СТИХИ И СТИХИИ
В наших душах отлив обнажил неликвиды,
черти газ поддают, прогревая тандыры,
а чтоб вверх улетали угара флюиды,
в тверди неба просверлены «чёрные дыры».
Жупел глотку свербит — слой защитный продрелен,
словно доски весною под устья скворечен.
Я поэт — и давно должен быть бы расстрелян,
на худое — хотя бы отравлен, повешен.
Но я жив, вопреки прописному поверью,
и смотрю на себя — взгляд мой потусторонен.
Дух свой падший спасая в соборах под Тверью,
вижу демонов древних сквозь склепы в Вероне.
Досконально я ими, дружище, изучен —
им «стучит» специально обученный гоблин.
За моею спиной приговор мой озвучен,
и палач к исполненью его подготовлен.
Смерть за мною впритык. А за тонкою гранью –
жизнь. Та грань отделяет живот мой от смерти.
Я рванул в неизвестное утренней ранью,
пели ангелы чёрные реквием Верди.
*
Грань прорвал я и буду расстрелян
едва ли,
и повешен я тоже не буду, пожалуй.
Средь цветущих Болоний, Провансов,
Вестфалий
я бреду одиноко — уставший хожалый.
Мне с трудом удалось эти годы лихие
пережить — я не вор, не разбойник,
не ландскнехт.
Я в пространство стремлюсь,
где стихи и стихии…
Это Русь.
Там светло и… божественно пахнет!
MEMENTO MORI
Не спал я — опять почему-то не спится.
Сквозь зеркало отблеском древних мистерий
ворвалась мне в комнату чёрная птица,
как сгусток неведомых тёмных материй.
Мерцал на экране таинственно «Google».
Встряхнувшись до костного хруста — знать, ломка —
неспешно литовку поставила в угол
в курном балахоне до пят незнакомка.
Я вздрогнул и понял — финал неотложен,
потрачены жизни мгновенья без толка.
И мой монолог с нею был односложен:
«Ты ангел и, значит, заложница долга.
Так действуй, как д о лжно — не будь идиоткой…»
Мы ночь напролёт, не смолкая, «трындели»
с забредшей ко мне сердобольною тёткой —
внезапною смертью под утро в постели…
… «Как звать тебя, дева?» — «Астарта-Кибела».
Мы плыли по Стиксу в Хароновой лодке,
в душе моей песнью забытой вскипело
«Memento…», от страха застрявшее в глотке.
ШИЗГАРЕ
Улетели стрижи, хотя жаркое лето в разгаре,
тишина в небесах и средь золота спеющей ржи.
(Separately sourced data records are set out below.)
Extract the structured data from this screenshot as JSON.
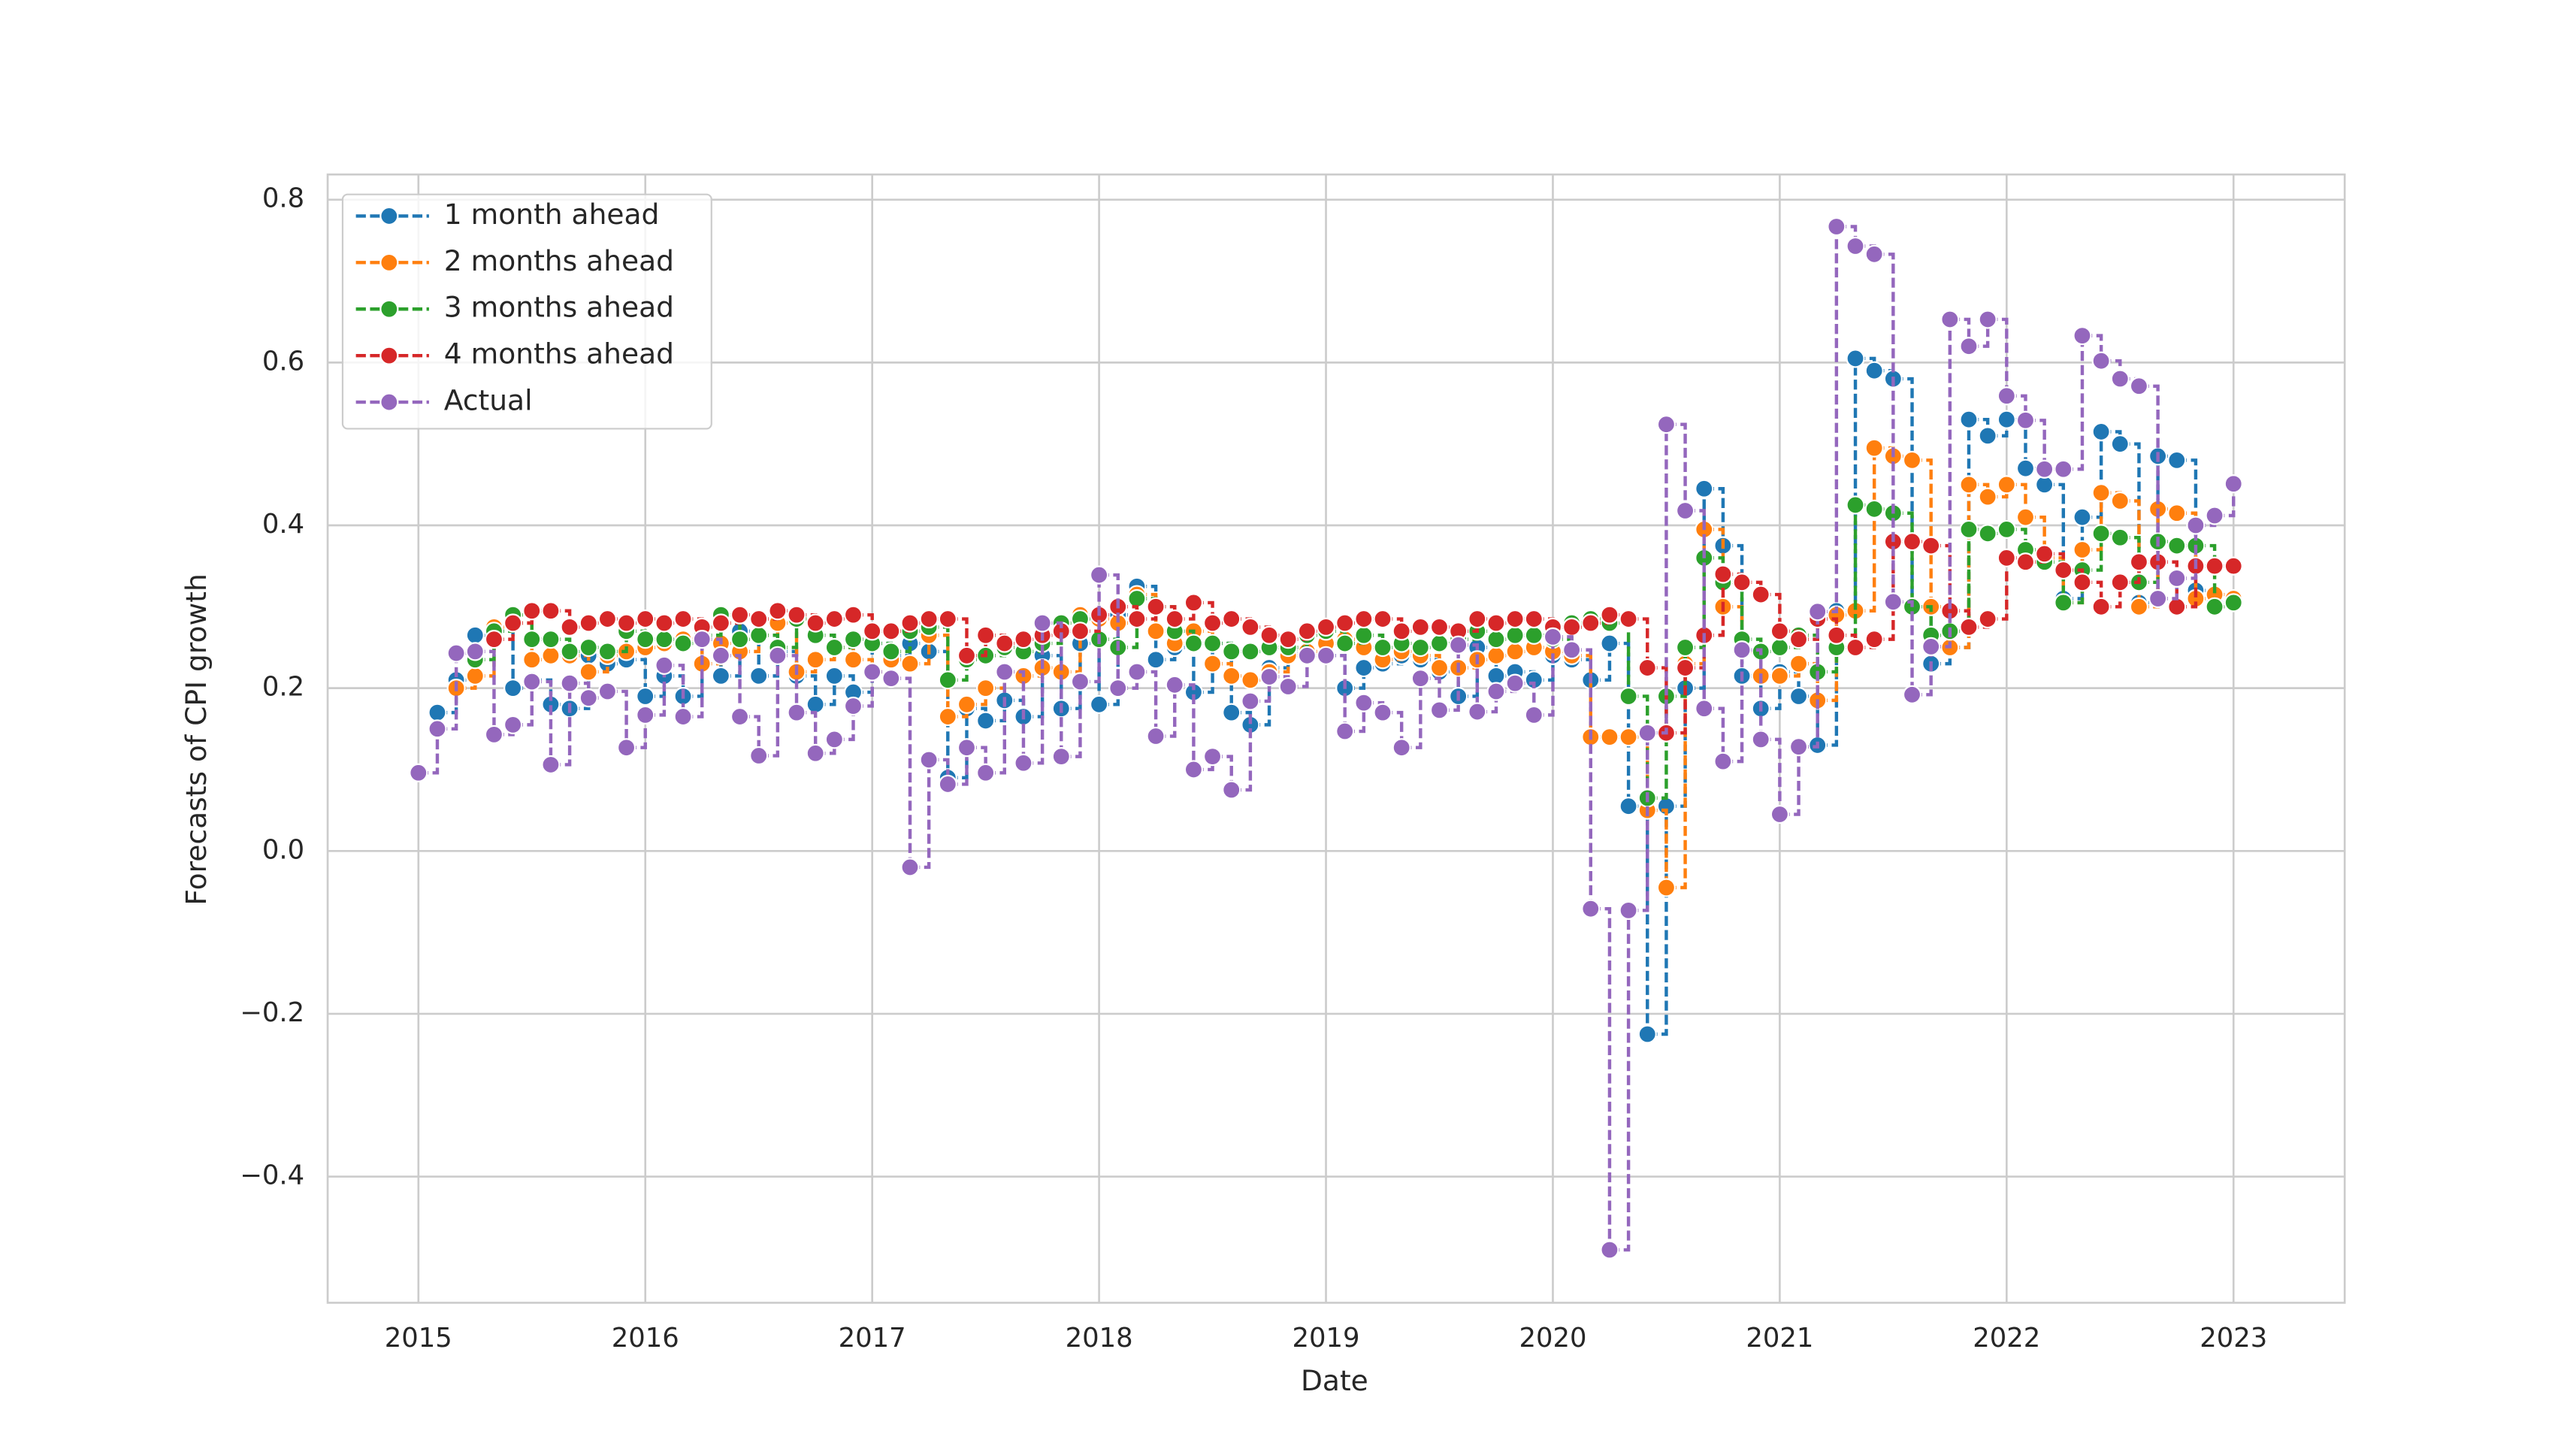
{
  "chart_data": {
    "type": "step",
    "xlabel": "Date",
    "ylabel": "Forecasts of CPI growth",
    "x": [
      "2015-01",
      "2015-02",
      "2015-03",
      "2015-04",
      "2015-05",
      "2015-06",
      "2015-07",
      "2015-08",
      "2015-09",
      "2015-10",
      "2015-11",
      "2015-12",
      "2016-01",
      "2016-02",
      "2016-03",
      "2016-04",
      "2016-05",
      "2016-06",
      "2016-07",
      "2016-08",
      "2016-09",
      "2016-10",
      "2016-11",
      "2016-12",
      "2017-01",
      "2017-02",
      "2017-03",
      "2017-04",
      "2017-05",
      "2017-06",
      "2017-07",
      "2017-08",
      "2017-09",
      "2017-10",
      "2017-11",
      "2017-12",
      "2018-01",
      "2018-02",
      "2018-03",
      "2018-04",
      "2018-05",
      "2018-06",
      "2018-07",
      "2018-08",
      "2018-09",
      "2018-10",
      "2018-11",
      "2018-12",
      "2019-01",
      "2019-02",
      "2019-03",
      "2019-04",
      "2019-05",
      "2019-06",
      "2019-07",
      "2019-08",
      "2019-09",
      "2019-10",
      "2019-11",
      "2019-12",
      "2020-01",
      "2020-02",
      "2020-03",
      "2020-04",
      "2020-05",
      "2020-06",
      "2020-07",
      "2020-08",
      "2020-09",
      "2020-10",
      "2020-11",
      "2020-12",
      "2021-01",
      "2021-02",
      "2021-03",
      "2021-04",
      "2021-05",
      "2021-06",
      "2021-07",
      "2021-08",
      "2021-09",
      "2021-10",
      "2021-11",
      "2021-12",
      "2022-01",
      "2022-02",
      "2022-03",
      "2022-04",
      "2022-05",
      "2022-06",
      "2022-07",
      "2022-08",
      "2022-09",
      "2022-10",
      "2022-11",
      "2022-12",
      "2023-01"
    ],
    "series": [
      {
        "name": "1 month ahead",
        "color": "#1f77b4",
        "values": [
          null,
          0.17,
          0.21,
          0.265,
          0.27,
          0.2,
          0.21,
          0.18,
          0.175,
          0.24,
          0.23,
          0.235,
          0.19,
          0.215,
          0.19,
          0.26,
          0.215,
          0.27,
          0.215,
          0.245,
          0.215,
          0.18,
          0.215,
          0.195,
          0.255,
          0.24,
          0.255,
          0.245,
          0.09,
          0.175,
          0.16,
          0.185,
          0.165,
          0.24,
          0.175,
          0.255,
          0.18,
          0.29,
          0.325,
          0.235,
          0.25,
          0.195,
          0.255,
          0.17,
          0.155,
          0.225,
          0.245,
          0.24,
          0.24,
          0.2,
          0.225,
          0.23,
          0.24,
          0.235,
          0.22,
          0.19,
          0.25,
          0.215,
          0.22,
          0.21,
          0.24,
          0.235,
          0.21,
          0.255,
          0.055,
          -0.225,
          0.055,
          0.2,
          0.445,
          0.375,
          0.215,
          0.175,
          0.22,
          0.19,
          0.13,
          0.295,
          0.605,
          0.59,
          0.58,
          0.3,
          0.23,
          0.25,
          0.53,
          0.51,
          0.53,
          0.47,
          0.45,
          0.31,
          0.41,
          0.515,
          0.5,
          0.305,
          0.485,
          0.48,
          0.32,
          0.305,
          0.305
        ]
      },
      {
        "name": "2 months ahead",
        "color": "#ff7f0e",
        "values": [
          null,
          null,
          0.2,
          0.215,
          0.275,
          0.28,
          0.235,
          0.24,
          0.24,
          0.22,
          0.24,
          0.245,
          0.25,
          0.255,
          0.26,
          0.23,
          0.255,
          0.245,
          0.265,
          0.28,
          0.22,
          0.235,
          0.25,
          0.235,
          0.22,
          0.235,
          0.23,
          0.265,
          0.165,
          0.18,
          0.2,
          0.22,
          0.215,
          0.225,
          0.22,
          0.29,
          0.285,
          0.28,
          0.315,
          0.27,
          0.255,
          0.27,
          0.23,
          0.215,
          0.21,
          0.22,
          0.24,
          0.245,
          0.255,
          0.26,
          0.25,
          0.235,
          0.245,
          0.24,
          0.225,
          0.225,
          0.235,
          0.24,
          0.245,
          0.25,
          0.245,
          0.24,
          0.14,
          0.14,
          0.14,
          0.05,
          -0.045,
          0.23,
          0.395,
          0.3,
          0.245,
          0.215,
          0.215,
          0.23,
          0.185,
          0.29,
          0.295,
          0.495,
          0.485,
          0.48,
          0.3,
          0.25,
          0.45,
          0.435,
          0.45,
          0.41,
          0.36,
          0.305,
          0.37,
          0.44,
          0.43,
          0.3,
          0.42,
          0.415,
          0.31,
          0.315,
          0.31
        ]
      },
      {
        "name": "3 months ahead",
        "color": "#2ca02c",
        "values": [
          null,
          null,
          null,
          0.235,
          0.27,
          0.29,
          0.26,
          0.26,
          0.245,
          0.25,
          0.245,
          0.27,
          0.26,
          0.26,
          0.255,
          0.265,
          0.29,
          0.26,
          0.265,
          0.25,
          0.285,
          0.265,
          0.25,
          0.26,
          0.255,
          0.245,
          0.27,
          0.275,
          0.21,
          0.235,
          0.24,
          0.25,
          0.245,
          0.255,
          0.28,
          0.285,
          0.26,
          0.25,
          0.31,
          0.3,
          0.27,
          0.255,
          0.255,
          0.245,
          0.245,
          0.25,
          0.25,
          0.265,
          0.27,
          0.255,
          0.265,
          0.25,
          0.255,
          0.25,
          0.255,
          0.26,
          0.27,
          0.26,
          0.265,
          0.265,
          0.26,
          0.28,
          0.285,
          0.28,
          0.19,
          0.065,
          0.19,
          0.25,
          0.36,
          0.33,
          0.26,
          0.245,
          0.25,
          0.265,
          0.22,
          0.25,
          0.425,
          0.42,
          0.415,
          0.3,
          0.265,
          0.27,
          0.395,
          0.39,
          0.395,
          0.37,
          0.355,
          0.305,
          0.345,
          0.39,
          0.385,
          0.33,
          0.38,
          0.375,
          0.375,
          0.3,
          0.305
        ]
      },
      {
        "name": "4 months ahead",
        "color": "#d62728",
        "values": [
          null,
          null,
          null,
          null,
          0.26,
          0.28,
          0.295,
          0.295,
          0.275,
          0.28,
          0.285,
          0.28,
          0.285,
          0.28,
          0.285,
          0.275,
          0.28,
          0.29,
          0.285,
          0.295,
          0.29,
          0.28,
          0.285,
          0.29,
          0.27,
          0.27,
          0.28,
          0.285,
          0.285,
          0.24,
          0.265,
          0.255,
          0.26,
          0.265,
          0.27,
          0.27,
          0.29,
          0.3,
          0.285,
          0.3,
          0.285,
          0.305,
          0.28,
          0.285,
          0.275,
          0.265,
          0.26,
          0.27,
          0.275,
          0.28,
          0.285,
          0.285,
          0.27,
          0.275,
          0.275,
          0.27,
          0.285,
          0.28,
          0.285,
          0.285,
          0.275,
          0.275,
          0.28,
          0.29,
          0.285,
          0.225,
          0.145,
          0.225,
          0.265,
          0.34,
          0.33,
          0.315,
          0.27,
          0.26,
          0.285,
          0.265,
          0.25,
          0.26,
          0.38,
          0.38,
          0.375,
          0.295,
          0.275,
          0.285,
          0.36,
          0.355,
          0.365,
          0.345,
          0.33,
          0.3,
          0.33,
          0.355,
          0.355,
          0.3,
          0.35,
          0.35,
          0.35
        ]
      },
      {
        "name": "Actual",
        "color": "#9467bd",
        "values": [
          0.096,
          0.15,
          0.243,
          0.245,
          0.143,
          0.155,
          0.208,
          0.106,
          0.206,
          0.188,
          0.196,
          0.127,
          0.167,
          0.228,
          0.165,
          0.26,
          0.24,
          0.165,
          0.117,
          0.24,
          0.17,
          0.12,
          0.137,
          0.178,
          0.22,
          0.212,
          -0.02,
          0.112,
          0.082,
          0.127,
          0.096,
          0.22,
          0.108,
          0.28,
          0.116,
          0.208,
          0.339,
          0.2,
          0.22,
          0.141,
          0.204,
          0.1,
          0.116,
          0.075,
          0.184,
          0.214,
          0.202,
          0.24,
          0.24,
          0.147,
          0.182,
          0.17,
          0.127,
          0.212,
          0.173,
          0.253,
          0.171,
          0.196,
          0.206,
          0.167,
          0.263,
          0.247,
          -0.071,
          -0.49,
          -0.073,
          0.145,
          0.524,
          0.418,
          0.175,
          0.11,
          0.247,
          0.137,
          0.045,
          0.128,
          0.294,
          0.767,
          0.743,
          0.733,
          0.306,
          0.192,
          0.251,
          0.653,
          0.62,
          0.653,
          0.559,
          0.529,
          0.469,
          0.469,
          0.633,
          0.602,
          0.58,
          0.571,
          0.31,
          0.335,
          0.4,
          0.412,
          0.451
        ]
      }
    ],
    "xlim": [
      2014.6,
      2023.49
    ],
    "xticks": [
      2015,
      2016,
      2017,
      2018,
      2019,
      2020,
      2021,
      2022,
      2023
    ],
    "ylim": [
      -0.555,
      0.831
    ],
    "yticks": [
      {
        "value": -0.4,
        "label": "−0.4"
      },
      {
        "value": -0.2,
        "label": "−0.2"
      },
      {
        "value": 0,
        "label": "0.0"
      },
      0.2,
      0.4,
      0.6,
      0.8
    ],
    "grid": true,
    "legend": "upper left"
  }
}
Заполняется утро безмолвное песней «Шизгаре»,
истекающей с ретроканалов в формате 3G.
Сразу вспомнилось всё: и гулянье по Невскому ночью —
ощущение лёгкое, будто над миром лечу —
и увиденный мной зеленеющий Пётр воочию,
и каштановый «хайер», текущий волной по плечу.
И как мы веселились в «Сайгоне», коктейлей напившись —
да так шумно и зло, что оттуда нас гнали взашей,
как, в общаге по сто человек в комнатёнку набившись,
танцевали всю ночь напролёт немудрёный свой шейк.
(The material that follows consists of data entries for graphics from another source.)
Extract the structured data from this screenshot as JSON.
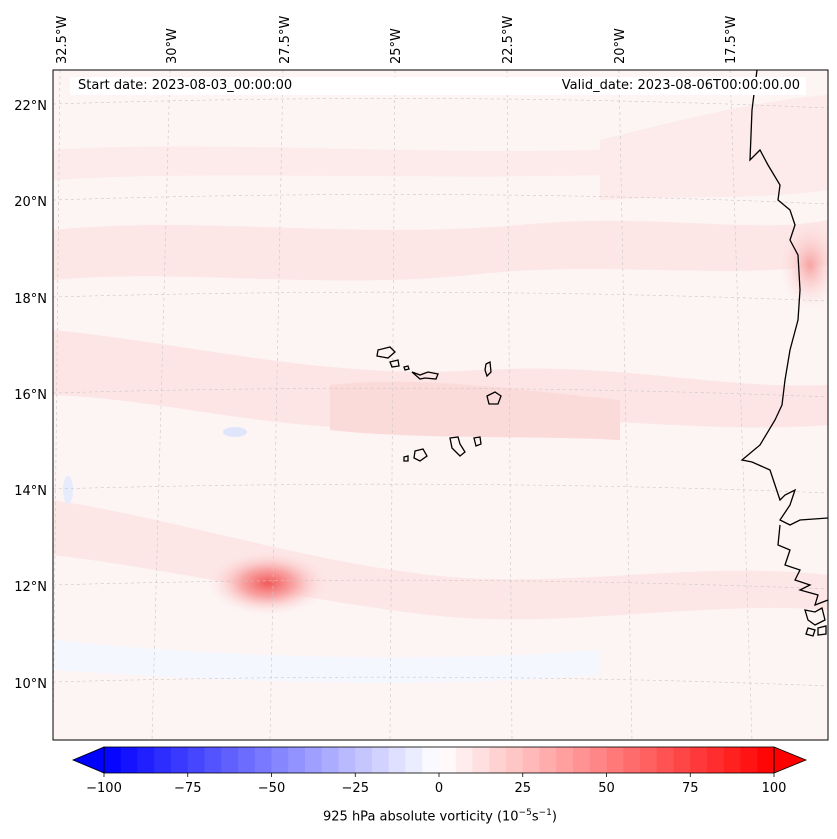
{
  "header": {
    "start_date": "Start date: 2023-08-03_00:00:00",
    "valid_date": "Valid_date: 2023-08-06T00:00:00.00"
  },
  "map": {
    "variable": "925 hPa absolute vorticity",
    "lon_labels": [
      "32.5°W",
      "30°W",
      "27.5°W",
      "25°W",
      "22.5°W",
      "20°W",
      "17.5°W"
    ],
    "lat_labels": [
      "22°N",
      "20°N",
      "18°N",
      "16°N",
      "14°N",
      "12°N",
      "10°N"
    ],
    "features": [
      "Cape Verde Islands",
      "West African coastline",
      "vorticity maximum near 12°N 28°W"
    ]
  },
  "colorbar": {
    "label": "925 hPa absolute vorticity (10⁻⁵s⁻¹)",
    "label_base": "925 hPa absolute vorticity (10",
    "label_exp1": "−5",
    "label_mid": "s",
    "label_exp2": "−1",
    "label_end": ")",
    "ticks": [
      "−100",
      "−75",
      "−50",
      "−25",
      "0",
      "25",
      "50",
      "75",
      "100"
    ],
    "tick_values": [
      -100,
      -75,
      -50,
      -25,
      0,
      25,
      50,
      75,
      100
    ],
    "min": -100,
    "max": 100,
    "step": 5,
    "colors": {
      "negative_end": "#0000ff",
      "zero": "#ffffff",
      "positive_end": "#ff0000",
      "coast": "#000000",
      "grid": "#c8c8c8"
    }
  }
}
Всё прошло. Я в избушке живу без железной ограды,
у меня во дворе «лисапед», а не импортный «бенц».
Жизнь я честно прож и л и не требую, в общем, награды.
Я — российский простой — из далёкой провинции — «пенс».
Моя жизнь удалась, хоть мой род не из «пэров» и «донов» —
в уголке моего огорода кизил и ирга.
Но по-прежнему скачет по сценам главарь «Ролингстонов».
Кто бы мог ожидать такой прыткости от старика?
Он из тех, кому зал рукоплещет, скандируя: «Браво!»
Я ведь тоже — поверь мне — не прочь от души поскакать.
Но мешают дела — в моём доме детишек орава,
я строгаю из дуба для зимней охоты рогать.
Не спеша вместе с жизнью вперёд мы плетёмся шкандыбо –
в мои годы, всё бросив, куда-то бежать — на фига?